En las ciudades de México, la calle se ha convertido en un terreno de disputa silenciosa. De un lado, los automovilistas: protegidos por toneladas de acero, acostumbrados a ser los dueños absolutos del espacio público. Del otro, los ciclistas: vulnerables, expuestos, pero cada vez más presentes como alternativa de movilidad frente al tráfico, el costo del transporte y la urgencia ambiental.
La narrativa común pinta este choque como una guerra. Los conductores aseguran que las bicicletas “estorban”, que circulan sin luces, sin casco, y que muchos no respetan semáforos. Los ciclistas, por su parte, denuncian el hostigamiento constante: claxonazos, invasión de carriles exclusivos, rebases sin distancia y una sensación diaria de estar jugándose la vida en cada pedalazo. Ambos bandos exhiben argumentos válidos.
Pero la raíz del conflicto está en otro lado: en un sistema de movilidad que nunca fue diseñado para compartir. México construyó sus ciudades alrededor del automóvil. Periféricos, distribuidores viales, segundos pisos y avenidas de alta velocidad son prueba de ello. La bicicleta, aunque siempre presente, fue marginada hasta que en la última década ganó protagonismo gracias a ciclovías, colectivos ciudadanos y programas como Ecobici. Sin embargo, la infraestructura es aún fragmentada, insegura y mal conectada.
El resultado es evidente. De acuerdo con cifras oficiales, cada año mueren decenas de ciclistas y cientos resultan lesionados en incidentes viales. La mayoría de los casos pudo evitarse con una combinación básica: respeto mutuo y aplicación real del reglamento. Pero en un país donde la cultura vial es deficiente y la sanción es la excepción, la tragedia se repite con frecuencia dolorosa.
El coche seguirá siendo mayoría en las calles mexicanas. Pero la bicicleta dejó de ser invisible: hoy representa para miles de personas no solo un medio de transporte, sino también un acto de resistencia frente al caos urbano. Y ahí está la clave. La convivencia no puede basarse en la fuerza bruta ni en el poder de un claxon, sino en la certeza de que la calle pertenece a todos.
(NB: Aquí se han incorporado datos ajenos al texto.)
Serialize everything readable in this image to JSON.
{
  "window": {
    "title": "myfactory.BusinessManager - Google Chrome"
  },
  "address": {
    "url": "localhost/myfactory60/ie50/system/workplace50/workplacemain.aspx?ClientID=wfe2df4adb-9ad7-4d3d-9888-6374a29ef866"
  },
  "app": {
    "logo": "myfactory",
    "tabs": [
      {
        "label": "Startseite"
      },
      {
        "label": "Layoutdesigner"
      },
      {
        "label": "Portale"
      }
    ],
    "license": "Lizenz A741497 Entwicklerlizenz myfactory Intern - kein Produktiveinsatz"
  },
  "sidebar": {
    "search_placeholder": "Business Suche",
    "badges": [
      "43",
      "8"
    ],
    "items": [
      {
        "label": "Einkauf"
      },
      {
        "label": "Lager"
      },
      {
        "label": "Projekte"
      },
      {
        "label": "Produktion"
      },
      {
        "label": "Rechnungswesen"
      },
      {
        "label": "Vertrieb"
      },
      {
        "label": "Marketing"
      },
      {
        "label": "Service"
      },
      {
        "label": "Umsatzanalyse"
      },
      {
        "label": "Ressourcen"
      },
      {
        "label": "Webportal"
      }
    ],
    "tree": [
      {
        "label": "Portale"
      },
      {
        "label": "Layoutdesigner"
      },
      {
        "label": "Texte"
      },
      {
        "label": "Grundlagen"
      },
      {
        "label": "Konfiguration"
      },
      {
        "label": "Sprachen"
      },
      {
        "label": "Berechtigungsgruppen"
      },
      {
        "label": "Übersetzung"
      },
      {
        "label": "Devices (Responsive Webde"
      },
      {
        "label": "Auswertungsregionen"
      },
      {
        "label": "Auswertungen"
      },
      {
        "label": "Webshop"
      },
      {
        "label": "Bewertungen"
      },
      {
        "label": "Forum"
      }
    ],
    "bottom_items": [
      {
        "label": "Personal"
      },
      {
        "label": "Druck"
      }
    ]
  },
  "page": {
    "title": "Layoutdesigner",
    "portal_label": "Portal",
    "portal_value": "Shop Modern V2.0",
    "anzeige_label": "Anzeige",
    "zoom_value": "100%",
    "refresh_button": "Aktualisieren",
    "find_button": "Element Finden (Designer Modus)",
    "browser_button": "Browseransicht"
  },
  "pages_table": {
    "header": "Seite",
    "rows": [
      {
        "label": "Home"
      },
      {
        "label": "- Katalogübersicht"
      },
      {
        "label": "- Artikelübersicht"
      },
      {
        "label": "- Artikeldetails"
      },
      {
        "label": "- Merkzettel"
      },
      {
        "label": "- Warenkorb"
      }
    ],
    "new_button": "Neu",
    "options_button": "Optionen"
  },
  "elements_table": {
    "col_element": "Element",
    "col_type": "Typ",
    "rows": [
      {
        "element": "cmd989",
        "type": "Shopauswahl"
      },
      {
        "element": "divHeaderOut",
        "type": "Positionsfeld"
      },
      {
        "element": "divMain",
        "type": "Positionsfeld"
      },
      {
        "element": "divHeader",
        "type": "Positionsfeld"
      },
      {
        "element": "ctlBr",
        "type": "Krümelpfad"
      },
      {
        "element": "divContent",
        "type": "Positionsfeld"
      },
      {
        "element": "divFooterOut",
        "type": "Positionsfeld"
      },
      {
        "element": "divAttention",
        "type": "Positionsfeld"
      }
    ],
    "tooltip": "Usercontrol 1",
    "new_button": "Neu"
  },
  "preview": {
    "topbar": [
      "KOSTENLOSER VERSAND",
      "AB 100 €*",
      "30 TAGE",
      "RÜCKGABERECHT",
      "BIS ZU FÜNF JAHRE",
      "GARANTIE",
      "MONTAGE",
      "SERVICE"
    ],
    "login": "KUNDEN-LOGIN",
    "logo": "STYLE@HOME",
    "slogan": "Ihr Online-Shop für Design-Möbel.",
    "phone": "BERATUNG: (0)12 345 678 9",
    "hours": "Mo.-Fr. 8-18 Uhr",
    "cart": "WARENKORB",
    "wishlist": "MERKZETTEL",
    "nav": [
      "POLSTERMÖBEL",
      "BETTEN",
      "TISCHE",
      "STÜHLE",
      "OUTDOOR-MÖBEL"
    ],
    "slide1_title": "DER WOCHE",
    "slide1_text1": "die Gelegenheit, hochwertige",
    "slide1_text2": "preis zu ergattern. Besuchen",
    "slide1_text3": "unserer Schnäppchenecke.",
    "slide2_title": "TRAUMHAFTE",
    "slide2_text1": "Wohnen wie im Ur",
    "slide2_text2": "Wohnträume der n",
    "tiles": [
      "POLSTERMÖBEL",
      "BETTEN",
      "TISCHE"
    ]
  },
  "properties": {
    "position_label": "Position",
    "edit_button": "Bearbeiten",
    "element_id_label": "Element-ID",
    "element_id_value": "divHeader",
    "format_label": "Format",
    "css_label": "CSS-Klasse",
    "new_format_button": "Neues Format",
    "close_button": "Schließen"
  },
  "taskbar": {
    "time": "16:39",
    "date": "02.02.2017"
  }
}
Automovilistas, ciclistas y gobierno tienen responsabilidades claras. Respetar la distancia de 1.5 metros, bajar la velocidad, cumplir los semáforos, usar casco y luces, diseñar ciclovías seguras y sancionar a quienes violan la ley. No es una batalla de ganadores y perdedores. Es una urgencia social que se mide en vidas humanas.
En México, la verdadera pregunta no es quién tiene la razón en la calle. La verdadera pregunta es más sencilla y brutal: ¿Quién logra llegar vivo a casa?